Presentations are a useful way for a change agent to get ideas across. However, they must be succinct, and the change agent must ensure that the content is relevant to the audience. Change agents should use presentations to complement the other tools and techniques. Using presentations alone is unlikely to be a successful approach for any change agent.

Active listening

Influencing is a two-way approach. As well as providing information, a change agent must be a good listener. This includes what is known as ‘active listening’, where the body language and words used by the change agent make it clear to the other person that the change agent is not just listening to what someone else is saying but is also understanding and considering the contents. A change agent must also mentally record the conversation, supported by notes, but use listening skills supported by visual signals to understand the true meaning of what is being said. People who are affected by a transformation often say one thing to a change agent but mean something different.

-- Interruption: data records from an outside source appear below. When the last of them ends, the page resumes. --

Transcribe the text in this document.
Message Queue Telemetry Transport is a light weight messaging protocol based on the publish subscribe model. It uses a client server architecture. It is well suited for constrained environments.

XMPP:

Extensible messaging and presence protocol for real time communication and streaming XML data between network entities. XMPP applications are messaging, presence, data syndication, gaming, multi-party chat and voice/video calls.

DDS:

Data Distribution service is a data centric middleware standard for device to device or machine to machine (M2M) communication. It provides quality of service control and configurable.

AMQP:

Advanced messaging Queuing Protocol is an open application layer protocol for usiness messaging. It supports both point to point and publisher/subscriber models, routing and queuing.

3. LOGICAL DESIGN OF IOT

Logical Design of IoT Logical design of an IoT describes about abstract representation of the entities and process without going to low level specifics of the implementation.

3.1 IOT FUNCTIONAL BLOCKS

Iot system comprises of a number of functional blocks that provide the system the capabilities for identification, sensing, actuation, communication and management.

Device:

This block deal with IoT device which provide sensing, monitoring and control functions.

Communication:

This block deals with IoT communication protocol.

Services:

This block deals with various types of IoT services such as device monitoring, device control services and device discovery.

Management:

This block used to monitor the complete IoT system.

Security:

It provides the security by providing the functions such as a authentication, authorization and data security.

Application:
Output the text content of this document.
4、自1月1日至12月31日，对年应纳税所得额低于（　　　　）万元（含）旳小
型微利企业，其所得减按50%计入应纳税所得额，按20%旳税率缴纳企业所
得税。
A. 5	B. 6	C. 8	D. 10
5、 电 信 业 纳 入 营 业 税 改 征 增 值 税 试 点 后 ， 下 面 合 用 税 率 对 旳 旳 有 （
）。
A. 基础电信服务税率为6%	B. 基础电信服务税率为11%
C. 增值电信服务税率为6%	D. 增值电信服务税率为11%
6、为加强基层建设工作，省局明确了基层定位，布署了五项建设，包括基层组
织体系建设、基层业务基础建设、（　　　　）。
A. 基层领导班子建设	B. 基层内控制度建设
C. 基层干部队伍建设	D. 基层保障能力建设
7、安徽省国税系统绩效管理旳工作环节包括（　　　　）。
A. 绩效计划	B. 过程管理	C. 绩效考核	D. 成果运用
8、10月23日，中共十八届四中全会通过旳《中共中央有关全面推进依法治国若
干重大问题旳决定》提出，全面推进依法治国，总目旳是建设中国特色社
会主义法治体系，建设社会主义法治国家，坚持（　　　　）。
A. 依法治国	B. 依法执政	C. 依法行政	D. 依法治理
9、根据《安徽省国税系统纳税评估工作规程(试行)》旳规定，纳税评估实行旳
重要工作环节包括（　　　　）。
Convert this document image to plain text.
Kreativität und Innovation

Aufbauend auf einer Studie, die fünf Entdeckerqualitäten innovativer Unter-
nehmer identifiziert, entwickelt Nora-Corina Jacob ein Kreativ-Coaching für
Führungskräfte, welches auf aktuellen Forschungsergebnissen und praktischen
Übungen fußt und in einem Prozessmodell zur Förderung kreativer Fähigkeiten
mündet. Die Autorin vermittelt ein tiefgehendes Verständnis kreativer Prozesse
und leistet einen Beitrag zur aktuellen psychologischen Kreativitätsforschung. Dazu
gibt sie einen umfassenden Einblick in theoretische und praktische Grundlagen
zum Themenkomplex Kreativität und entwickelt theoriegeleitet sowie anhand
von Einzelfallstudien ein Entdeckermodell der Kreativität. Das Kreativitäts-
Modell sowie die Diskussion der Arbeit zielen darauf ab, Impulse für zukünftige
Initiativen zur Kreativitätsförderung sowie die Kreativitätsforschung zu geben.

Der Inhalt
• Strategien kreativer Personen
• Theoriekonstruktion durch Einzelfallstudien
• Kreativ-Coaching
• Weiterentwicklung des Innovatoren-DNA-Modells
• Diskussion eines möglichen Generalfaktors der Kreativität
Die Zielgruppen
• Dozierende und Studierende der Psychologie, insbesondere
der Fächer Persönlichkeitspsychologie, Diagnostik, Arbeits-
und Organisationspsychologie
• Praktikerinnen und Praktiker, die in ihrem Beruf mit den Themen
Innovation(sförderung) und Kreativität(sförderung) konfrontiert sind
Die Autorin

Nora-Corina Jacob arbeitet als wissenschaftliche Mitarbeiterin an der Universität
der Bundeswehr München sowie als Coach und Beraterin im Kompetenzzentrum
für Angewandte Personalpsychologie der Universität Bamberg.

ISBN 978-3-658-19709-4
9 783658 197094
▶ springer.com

WIIFM stands for ‘What’s in it for me?’. This is one of the most valuable techniques for any change agent. The idea is that the change agent thinks from the perspective of the person that they want to influence. The change agent has to think about what the effect of the transformation will be on that particular person, including positive and negative effects. To do this the change agent has to consider the personality, needs, and role of the person as well as what tangible effect the transformation will have on them. The change agent must be able to answer the question ‘What’s in it for me?’ before they develop their influencing approach as if the person had asked them directly. This technique helps to prepare a strategy and approach that is more likely to lead to success than adopting the same method for everybody. As well as using it during preparation, a change agent can also use it during one-to-one conversations to formulate appropriate answers to questions.

This concludes Part 2 of the 2-part series on change agents. Stay home, stay safe.